Kedua, absennya nalar reflektif terhadap sejarah itu sendiri, berupa sikap euforia mewarisi sebuah bangsa yang merdeka. Sikap euforia ini berimplikasi kepada nihilasi nilai-nilai perjuangan para Bapak Bangsa yang telah berupaya dengan segala perngorbanan besarnya untuk membentuk masyarakat yang terbebas dari ketidakadilan, penindasan, eksplotasi dan penjajahan. Nilai-nilai pengorbanan yang sakral itupun hanya kita maknai sebagai fakta sejarah yang linier tanpa nalar reflektif yang sekiranya membuat generasi pasca kemerdekaan berguru kepada sejarah. Alih-alih belajar, kehilangan kesadaran dan nalar reflektif terhadap sejarah justru mengkonstruk pola pemikiran dan sikap mental serba instan dan pragmatis.
Memaknai Sejarah
Soekarno, yang kita peringati hari lahirnya tanggal 06 Juni ini pernah berujar, ”Bangsa yang besar adalah bangsa yang menghormati para pahlawannya”. Artinya, bangsa yang selalu menengok ke belakang, ke masa dimana spirit menjadi bangsa yang besar begitu menggebu seperti kita lihat pada masa pra kemerdekaan. Bangsa besar, menurut Soekarno adalah yang sedia belajar dari pahlawannya, baik dari segi patriotisme yang mereka gelorakan maupun dari sekian kesalahan yang juga mereka lakukan.
Dalam kontek politik-kebangsaan, peristiwa masa lalu itu merupakan sebuah momentum istimewa yang tidak bisa tidak harus diresapi dan dimaknai. Tanpa itu, sejarah, sebagaimana pendapat Karl Popper yang dikutip di awal tulisan ini, tidak akan bermakna apa-apa. Hal ini tentu juga berlaku dalam melihat sejarah Indonesia, termasuk yang berkaitan dengan Soekarno dan kiprah politisnya. Sebagai kenyataan sejarah, apa yang dilakukan oleh Soekarno selaku pejuang bukan lantas menguap ketika dia wafat. Akan tetapi sejauh mana dia menjadi inspirator, motivator, organisator, serta memberi pengaruh terhadap peta perpolitikan Indonesai pra dan pasca kemerdekaan patut menjadi catatan bagi seluruh rakyat Indonesia.
Memperingati kelahiran Sokarno, secara sempit, kita bisa memaknai kembali sekaligus mengembalikan kesadaran untuk berefleksi dan mengambil hikmah dari Sang Putra Fajar secara personal dengan meneladani sikap dan prilaku positifnya berupa patriotisme, egalitarianisme, anti kolonialisme dan anti elitisme.
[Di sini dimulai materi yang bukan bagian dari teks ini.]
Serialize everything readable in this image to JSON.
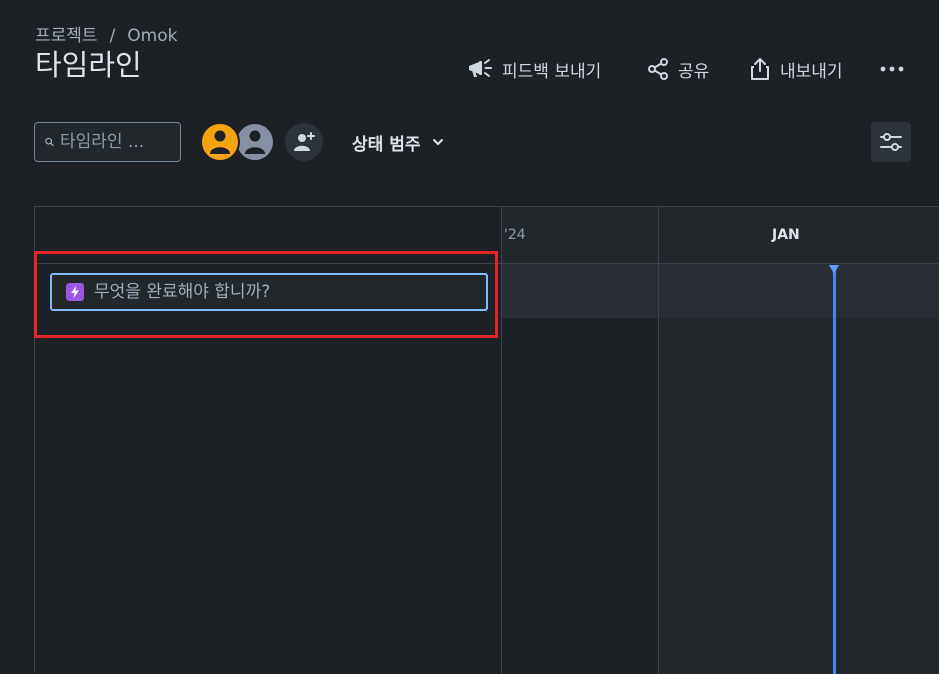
{
  "breadcrumb": {
    "project": "프로젝트",
    "separator": "/",
    "current": "Omok"
  },
  "page": {
    "title": "타임라인"
  },
  "actions": {
    "feedback": {
      "label": "피드백 보내기",
      "icon": "megaphone-icon"
    },
    "share": {
      "label": "공유",
      "icon": "share-icon"
    },
    "export": {
      "label": "내보내기",
      "icon": "export-icon"
    },
    "more": {
      "icon": "more-icon"
    }
  },
  "toolbar": {
    "search_placeholder": "타임라인 ...",
    "avatars": [
      {
        "name": "user-avatar-1",
        "color": "#f5a30e"
      },
      {
        "name": "user-avatar-2",
        "color": "#8590a2"
      }
    ],
    "status_filter_label": "상태 범주"
  },
  "timeline": {
    "year_label": "'24",
    "month_label": "JAN",
    "create_placeholder": "무엇을 완료해야 합니까?",
    "today_color": "#388bff"
  },
  "colors": {
    "background": "#1d2025",
    "epic": "#9f55e0",
    "focus_border": "#85b8ff",
    "highlight": "#e3242b"
  }
}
Kualitas Sokarno secara pribadi penting kita apresiasi untuk memacu semangat generasi muda memberikan kontribusi bagi bangsanya, seperti Soekarno yang juga mengabdikan dirinya demi Indonesia yang amat dicintainya.
Namuan lebih dari itu, secara luas, momentum kelahiran figur sentral dalam perpolitikan awal Indonesia ini juga bisa dimaknai sebagai medium gerilya melawan amnesia sejarah. Yakni kesadaran terhadap sejarah Indonesia secara umum yang dibingkai dalam peta pertarungan melawan penjajah, karena Indonesia memang negara terjajah yang harus terlebih dahulu berdarah-darah membebaskan dirinya. Spirit itulah yang harus dimilik oleh bangsa Indonesia kini demi kuatnya civil society.